The next day, she arrived at the Dublin airport at 4 a.m. for her 11 a.m. flight. But her flight didn't take off until 3 p.m.

After arriving in New York at about 5:30 p.m., she stood in line at the airline ticket counter for an hour. When she finally got to the front of the line, she was told her only hope was to get out of New York and fly to Miami before more snow came. Oh, but by the way, there were no more flights from John F. Kennedy International Airport to Miami!

But there was a flight from La Guardia Airport leaving at 8 that evening. Gabriela asked the airline attendant to book her on that flight and then she rushed out to hail a cab. She couldn't find one, but some men in a passing van said they'd take her. She accepted the risk and discovered the two were from the Dominican Republic. They said they enjoyed helping fellow Latinos and they even ended up showing her photos of their families.

Gabs arrived at La Guardia in 10 minutes and checked in. She was the last one to board the flight to Miami.

She arrived in Miami around midnight, spent the night at a hotel and returned to the airport where she spent the entire next day waiting for her flight to La Paz.

Gaila sent me the following e-mail on Christmas Eve:

"The plane arrived at 6:55 this morning . . . We wanted to put on Santa or elf hats, but figured that would embarrass Gabriela too much. She's the BEST Christmas present ever!"

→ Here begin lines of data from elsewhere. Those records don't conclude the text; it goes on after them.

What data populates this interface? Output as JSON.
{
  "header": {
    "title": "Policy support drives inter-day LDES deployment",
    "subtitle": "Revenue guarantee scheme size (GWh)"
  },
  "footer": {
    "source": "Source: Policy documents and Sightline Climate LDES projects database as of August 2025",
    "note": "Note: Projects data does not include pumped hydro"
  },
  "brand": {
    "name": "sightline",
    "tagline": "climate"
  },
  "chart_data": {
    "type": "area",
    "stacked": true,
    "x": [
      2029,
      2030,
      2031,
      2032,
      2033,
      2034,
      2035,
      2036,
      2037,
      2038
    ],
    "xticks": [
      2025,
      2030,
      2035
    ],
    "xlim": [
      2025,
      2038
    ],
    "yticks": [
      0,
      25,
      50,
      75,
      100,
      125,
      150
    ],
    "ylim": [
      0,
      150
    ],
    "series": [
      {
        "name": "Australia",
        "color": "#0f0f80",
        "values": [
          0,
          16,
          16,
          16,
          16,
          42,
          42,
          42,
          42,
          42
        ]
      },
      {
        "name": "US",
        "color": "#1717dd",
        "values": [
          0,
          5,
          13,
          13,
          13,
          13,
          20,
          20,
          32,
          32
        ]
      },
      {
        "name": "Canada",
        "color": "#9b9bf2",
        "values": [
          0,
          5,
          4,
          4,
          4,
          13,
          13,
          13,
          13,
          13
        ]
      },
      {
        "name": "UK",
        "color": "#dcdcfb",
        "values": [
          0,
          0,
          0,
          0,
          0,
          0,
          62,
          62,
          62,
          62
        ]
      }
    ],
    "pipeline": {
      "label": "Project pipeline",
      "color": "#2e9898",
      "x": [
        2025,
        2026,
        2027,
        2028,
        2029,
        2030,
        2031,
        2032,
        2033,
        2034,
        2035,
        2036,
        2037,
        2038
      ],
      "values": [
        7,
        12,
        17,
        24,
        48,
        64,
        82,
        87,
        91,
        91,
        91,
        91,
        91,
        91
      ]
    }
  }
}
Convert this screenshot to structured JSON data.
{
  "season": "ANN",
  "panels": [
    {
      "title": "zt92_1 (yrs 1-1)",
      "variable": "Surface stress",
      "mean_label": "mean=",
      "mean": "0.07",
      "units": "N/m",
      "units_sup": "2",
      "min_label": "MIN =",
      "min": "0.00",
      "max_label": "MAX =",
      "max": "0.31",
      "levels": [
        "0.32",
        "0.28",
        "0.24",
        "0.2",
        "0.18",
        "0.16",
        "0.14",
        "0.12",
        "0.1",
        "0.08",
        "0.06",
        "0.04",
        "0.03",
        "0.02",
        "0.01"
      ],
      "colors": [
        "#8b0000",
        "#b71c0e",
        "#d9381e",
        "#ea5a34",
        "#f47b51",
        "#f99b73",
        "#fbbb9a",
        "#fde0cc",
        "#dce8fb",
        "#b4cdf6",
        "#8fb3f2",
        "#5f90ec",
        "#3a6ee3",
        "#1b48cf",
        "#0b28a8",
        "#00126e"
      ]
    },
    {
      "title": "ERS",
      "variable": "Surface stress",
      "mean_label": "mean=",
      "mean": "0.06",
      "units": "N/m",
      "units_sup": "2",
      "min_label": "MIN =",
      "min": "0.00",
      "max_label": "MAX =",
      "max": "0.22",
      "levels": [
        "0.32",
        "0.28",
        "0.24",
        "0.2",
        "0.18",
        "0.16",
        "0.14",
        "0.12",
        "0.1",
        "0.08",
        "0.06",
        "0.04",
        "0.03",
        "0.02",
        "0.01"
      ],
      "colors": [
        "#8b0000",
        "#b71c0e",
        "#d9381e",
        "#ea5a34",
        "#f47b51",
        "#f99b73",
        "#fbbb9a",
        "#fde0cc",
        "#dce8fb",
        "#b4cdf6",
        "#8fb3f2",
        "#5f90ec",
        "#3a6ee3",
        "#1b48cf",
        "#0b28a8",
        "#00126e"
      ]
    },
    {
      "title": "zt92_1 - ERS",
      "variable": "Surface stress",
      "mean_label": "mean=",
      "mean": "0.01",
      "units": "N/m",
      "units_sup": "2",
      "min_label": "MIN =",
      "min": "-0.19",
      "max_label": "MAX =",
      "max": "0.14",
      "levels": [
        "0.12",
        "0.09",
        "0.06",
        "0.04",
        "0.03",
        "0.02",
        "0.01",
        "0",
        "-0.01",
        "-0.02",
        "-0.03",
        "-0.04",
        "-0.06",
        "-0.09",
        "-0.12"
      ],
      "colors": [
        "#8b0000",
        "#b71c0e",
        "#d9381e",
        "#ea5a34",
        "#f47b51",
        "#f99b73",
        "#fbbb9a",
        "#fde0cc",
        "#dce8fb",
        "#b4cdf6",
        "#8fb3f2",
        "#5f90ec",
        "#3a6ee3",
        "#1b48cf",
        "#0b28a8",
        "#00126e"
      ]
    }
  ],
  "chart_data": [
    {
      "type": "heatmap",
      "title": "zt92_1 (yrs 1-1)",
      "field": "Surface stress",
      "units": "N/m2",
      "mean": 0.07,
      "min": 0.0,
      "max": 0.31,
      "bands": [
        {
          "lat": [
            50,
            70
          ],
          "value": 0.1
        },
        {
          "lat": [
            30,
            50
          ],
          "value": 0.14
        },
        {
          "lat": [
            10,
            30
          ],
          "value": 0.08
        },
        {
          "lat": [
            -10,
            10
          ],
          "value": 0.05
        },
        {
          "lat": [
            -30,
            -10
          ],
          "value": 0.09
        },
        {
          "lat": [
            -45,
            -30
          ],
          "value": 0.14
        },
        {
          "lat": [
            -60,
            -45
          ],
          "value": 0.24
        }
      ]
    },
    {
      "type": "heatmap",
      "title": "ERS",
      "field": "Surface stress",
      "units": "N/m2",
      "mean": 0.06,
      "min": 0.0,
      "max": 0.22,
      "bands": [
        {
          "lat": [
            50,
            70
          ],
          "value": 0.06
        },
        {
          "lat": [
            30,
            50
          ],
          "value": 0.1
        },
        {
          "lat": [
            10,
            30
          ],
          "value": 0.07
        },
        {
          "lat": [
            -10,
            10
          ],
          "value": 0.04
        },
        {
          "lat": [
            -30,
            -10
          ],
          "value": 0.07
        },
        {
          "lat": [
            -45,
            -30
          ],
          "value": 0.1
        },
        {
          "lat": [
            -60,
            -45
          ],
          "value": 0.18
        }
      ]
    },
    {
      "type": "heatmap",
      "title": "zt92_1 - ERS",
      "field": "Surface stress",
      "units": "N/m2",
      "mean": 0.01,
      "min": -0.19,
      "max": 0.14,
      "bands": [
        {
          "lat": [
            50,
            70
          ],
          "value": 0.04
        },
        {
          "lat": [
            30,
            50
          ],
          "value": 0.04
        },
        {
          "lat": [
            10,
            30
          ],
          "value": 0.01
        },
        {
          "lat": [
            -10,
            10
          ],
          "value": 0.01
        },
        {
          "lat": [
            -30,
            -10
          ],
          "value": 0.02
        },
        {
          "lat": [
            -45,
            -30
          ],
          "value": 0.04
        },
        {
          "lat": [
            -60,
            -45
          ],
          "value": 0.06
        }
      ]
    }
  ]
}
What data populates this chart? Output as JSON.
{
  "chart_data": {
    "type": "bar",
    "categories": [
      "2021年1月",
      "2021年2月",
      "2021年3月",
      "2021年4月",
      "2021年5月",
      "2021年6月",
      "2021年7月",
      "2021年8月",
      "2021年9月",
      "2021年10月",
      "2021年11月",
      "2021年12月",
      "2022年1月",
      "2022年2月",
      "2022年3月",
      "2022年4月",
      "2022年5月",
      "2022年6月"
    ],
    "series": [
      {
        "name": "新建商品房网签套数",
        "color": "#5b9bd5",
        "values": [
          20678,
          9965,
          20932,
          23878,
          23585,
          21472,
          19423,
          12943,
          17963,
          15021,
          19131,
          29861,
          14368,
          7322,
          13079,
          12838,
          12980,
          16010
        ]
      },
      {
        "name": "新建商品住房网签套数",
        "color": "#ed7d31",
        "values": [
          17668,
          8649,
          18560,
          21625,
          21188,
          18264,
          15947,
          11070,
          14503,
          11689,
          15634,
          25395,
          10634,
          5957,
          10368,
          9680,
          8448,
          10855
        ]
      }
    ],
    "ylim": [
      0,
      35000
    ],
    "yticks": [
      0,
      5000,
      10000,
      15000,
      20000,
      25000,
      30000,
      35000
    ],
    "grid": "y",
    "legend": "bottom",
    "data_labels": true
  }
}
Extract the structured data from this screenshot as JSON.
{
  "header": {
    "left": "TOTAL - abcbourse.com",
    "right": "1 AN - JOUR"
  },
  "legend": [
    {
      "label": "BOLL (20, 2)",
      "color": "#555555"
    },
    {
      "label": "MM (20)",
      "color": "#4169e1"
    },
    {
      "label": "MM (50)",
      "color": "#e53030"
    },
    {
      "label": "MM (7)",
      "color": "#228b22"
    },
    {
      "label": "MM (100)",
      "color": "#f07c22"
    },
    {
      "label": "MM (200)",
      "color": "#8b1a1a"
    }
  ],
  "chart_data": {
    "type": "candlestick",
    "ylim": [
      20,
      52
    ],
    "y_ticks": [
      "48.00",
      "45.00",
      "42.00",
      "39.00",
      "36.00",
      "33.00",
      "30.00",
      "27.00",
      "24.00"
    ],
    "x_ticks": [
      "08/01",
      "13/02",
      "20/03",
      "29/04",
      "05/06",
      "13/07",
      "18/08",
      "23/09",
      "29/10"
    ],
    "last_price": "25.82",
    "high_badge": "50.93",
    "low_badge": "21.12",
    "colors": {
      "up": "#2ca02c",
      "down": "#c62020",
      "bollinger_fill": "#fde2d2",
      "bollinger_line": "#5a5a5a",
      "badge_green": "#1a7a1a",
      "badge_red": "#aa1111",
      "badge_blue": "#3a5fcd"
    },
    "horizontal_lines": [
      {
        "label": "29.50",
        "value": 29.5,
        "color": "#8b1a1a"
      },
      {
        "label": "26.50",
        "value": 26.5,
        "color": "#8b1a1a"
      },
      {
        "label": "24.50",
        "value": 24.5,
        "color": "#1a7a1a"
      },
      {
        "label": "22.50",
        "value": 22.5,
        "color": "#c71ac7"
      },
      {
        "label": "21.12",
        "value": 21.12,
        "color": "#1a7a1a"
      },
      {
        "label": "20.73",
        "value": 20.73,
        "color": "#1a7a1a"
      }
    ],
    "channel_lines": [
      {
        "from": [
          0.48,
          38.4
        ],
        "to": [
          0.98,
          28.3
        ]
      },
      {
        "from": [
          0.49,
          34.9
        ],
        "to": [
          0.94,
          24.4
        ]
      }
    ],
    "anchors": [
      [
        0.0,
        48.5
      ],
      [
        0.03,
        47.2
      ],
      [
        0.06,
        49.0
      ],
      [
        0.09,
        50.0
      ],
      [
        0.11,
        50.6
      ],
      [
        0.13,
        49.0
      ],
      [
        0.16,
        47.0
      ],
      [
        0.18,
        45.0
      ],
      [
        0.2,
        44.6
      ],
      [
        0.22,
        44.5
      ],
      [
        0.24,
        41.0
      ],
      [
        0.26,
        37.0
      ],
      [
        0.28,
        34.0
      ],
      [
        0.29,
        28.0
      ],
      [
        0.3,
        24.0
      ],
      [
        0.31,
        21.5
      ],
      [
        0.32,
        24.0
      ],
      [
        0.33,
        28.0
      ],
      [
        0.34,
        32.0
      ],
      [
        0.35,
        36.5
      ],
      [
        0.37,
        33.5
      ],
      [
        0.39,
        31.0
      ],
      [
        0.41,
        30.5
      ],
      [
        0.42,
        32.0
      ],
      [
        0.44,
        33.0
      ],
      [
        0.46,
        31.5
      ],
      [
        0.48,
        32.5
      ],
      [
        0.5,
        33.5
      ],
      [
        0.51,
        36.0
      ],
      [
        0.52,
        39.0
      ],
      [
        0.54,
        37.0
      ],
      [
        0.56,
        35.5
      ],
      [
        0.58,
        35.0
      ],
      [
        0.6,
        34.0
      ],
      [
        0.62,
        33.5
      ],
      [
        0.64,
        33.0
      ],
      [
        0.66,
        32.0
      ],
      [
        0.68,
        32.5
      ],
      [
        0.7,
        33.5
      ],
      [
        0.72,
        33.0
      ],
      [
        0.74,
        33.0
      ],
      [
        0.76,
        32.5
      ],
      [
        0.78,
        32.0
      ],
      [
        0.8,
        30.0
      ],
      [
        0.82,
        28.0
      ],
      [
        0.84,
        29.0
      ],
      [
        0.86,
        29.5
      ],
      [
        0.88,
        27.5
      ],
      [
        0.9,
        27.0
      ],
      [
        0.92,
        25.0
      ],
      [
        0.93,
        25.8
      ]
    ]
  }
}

Gabriela's experience reminded me of my Christmas visit home after my first year as a Peace Corps volunteer in Ecuador back in 1976. My flight left Ecuador seven hours later than scheduled, putting me into Bogotá, Colombia too late to catch my flight to Miami. I spent the night in a hotel, thinking I had a confirmed flight the next day, which was just a couple of days before Christmas. But at the airport I discovered to my dismay that I was on standby.

"But I have to be home for Christmas," I said to the ticket agent as the tears welled up.

A group of men who had been marlin fishing off the coast of Ecuador with Harold Ensley of the TV show, "The Sportsman's Friend," kept my spirits up. They nicknamed me "Wichita" since that was my destination.

"Come on, Wichita, you can make it," they said.

I ended up getting the last seat to Miami - just like Gabriela. As I boarded, the men cheered for me. I had it pretty good as my seat happened to be in first class. I ate lobster and steak and drank champagne all the way to the States.

At the time, it seemed imperative I get home by Christmas, just as it did to Gabriela and her family. But looking back, it's the adventure on the way to my destination that I recall. Years from now, I'll bet that's what Gabriela will remember, too.